A new vaccine which is being developed in Chile, will give drinkers immediate hangover even with a small amount of alcohol.
Scientists from the University of Chile have spent a year designing the drug in a bid to tackle the growing problem of alcoholism in the country.
The vaccine, which would be effective for between six months and a year, works by sending a biochemical message to the liver telling it not to express genes that metabolise alcohol, the Daily Mail reported.
Normally, the liver turns alcohol into the hangover-causing compound called acetaldehyde which is then broken down by a metabolising enzyme.

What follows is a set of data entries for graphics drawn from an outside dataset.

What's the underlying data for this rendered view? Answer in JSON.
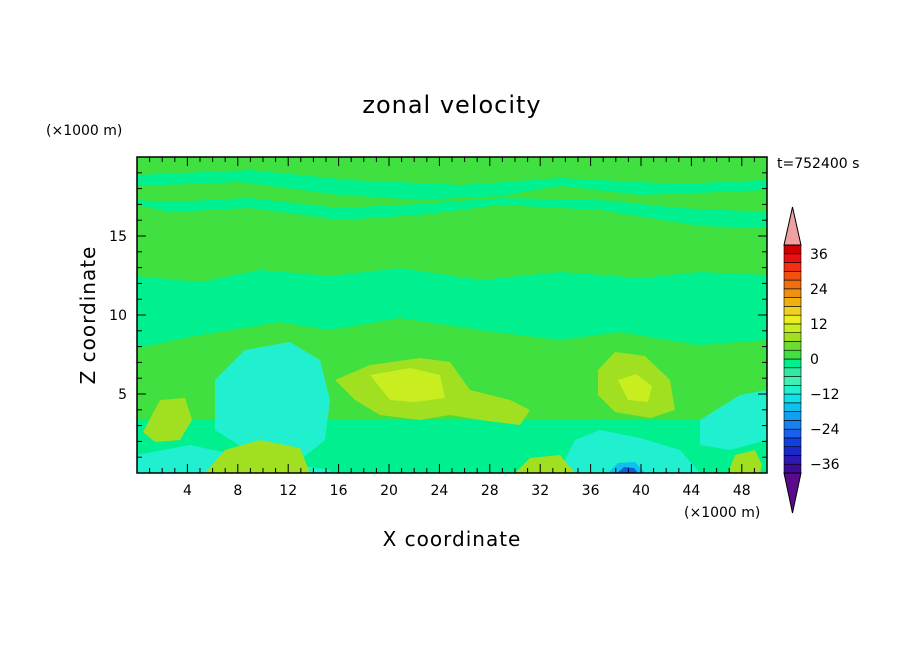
{
  "chart_data": {
    "type": "heatmap",
    "title": "zonal velocity",
    "xlabel": "X coordinate",
    "ylabel": "Z coordinate",
    "x_unit": "(×1000 m)",
    "y_unit": "(×1000 m)",
    "time_label": "t=752400 s",
    "xlim": [
      0,
      50
    ],
    "ylim": [
      0,
      20
    ],
    "x_ticks": [
      4,
      8,
      12,
      16,
      20,
      24,
      28,
      32,
      36,
      40,
      44,
      48
    ],
    "y_ticks": [
      5,
      10,
      15
    ],
    "colorbar": {
      "levels": [
        -42,
        -39,
        -36,
        -33,
        -30,
        -27,
        -24,
        -21,
        -18,
        -15,
        -12,
        -9,
        -6,
        -3,
        0,
        3,
        6,
        9,
        12,
        15,
        18,
        21,
        24,
        27,
        30,
        33,
        36,
        39,
        42
      ],
      "labels": [
        36,
        24,
        12,
        0,
        -12,
        -24,
        -36
      ],
      "extend": "both",
      "colors": [
        "#5a0a8a",
        "#3d0a9a",
        "#2a1ab0",
        "#1a28c8",
        "#1040e0",
        "#1a60ee",
        "#1a80f0",
        "#10a0f0",
        "#10c0f0",
        "#10e0e8",
        "#20f0d0",
        "#40f0b0",
        "#30e8a0",
        "#00f090",
        "#40e040",
        "#6cdc30",
        "#a0e020",
        "#c8ee20",
        "#e8f020",
        "#f0d020",
        "#f0b010",
        "#f09010",
        "#f07010",
        "#f05010",
        "#f03010",
        "#e81010",
        "#d00000",
        "#f0a0a0"
      ]
    },
    "regions": [
      {
        "desc": "upper layer",
        "z_range": [
          10,
          20
        ],
        "value_approx": 3
      },
      {
        "desc": "mid layer",
        "z_range": [
          7,
          11
        ],
        "value_approx": 0
      },
      {
        "desc": "warm blob",
        "x_range": [
          18,
          30
        ],
        "z_range": [
          3,
          8
        ],
        "value_approx": 10
      },
      {
        "desc": "warm blob",
        "x_range": [
          36,
          42
        ],
        "z_range": [
          2,
          7
        ],
        "value_approx": 10
      },
      {
        "desc": "cool blob",
        "x_range": [
          6,
          16
        ],
        "z_range": [
          2,
          8
        ],
        "value_approx": -6
      },
      {
        "desc": "cool core",
        "x_range": [
          37,
          40
        ],
        "z_range": [
          0,
          1
        ],
        "value_approx": -24
      }
    ]
  }
}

If someone who's been vaccinated tries to drink alcohol, they will immediately experience severe nausea, accelerated heartbeat, and general discomfort.
Once the vaccine has been administered it cannot be reversed.
A preclinical trial using mice to determine the correct dosing is due to begin next month with researchers hoping to begin tests on human subjects in November.
The vaccine, which would be effective for between six months and a year, works by sending a biochemical message to the liver telling it not to express genes that metabolise alcohol
Dr. Juan Asenjo, director of the university's Institute for Cell Dynamics and Biotechnology, said that while the vaccine is not a cure-all, it could provide an important first step.
Inspiration for the vaccine came from the far East, said Asenjo, where between 15 and 20 percent of Japanese, Chinese or Koreans have a mutation which inhibits the breakdown of alcohol in their bodies.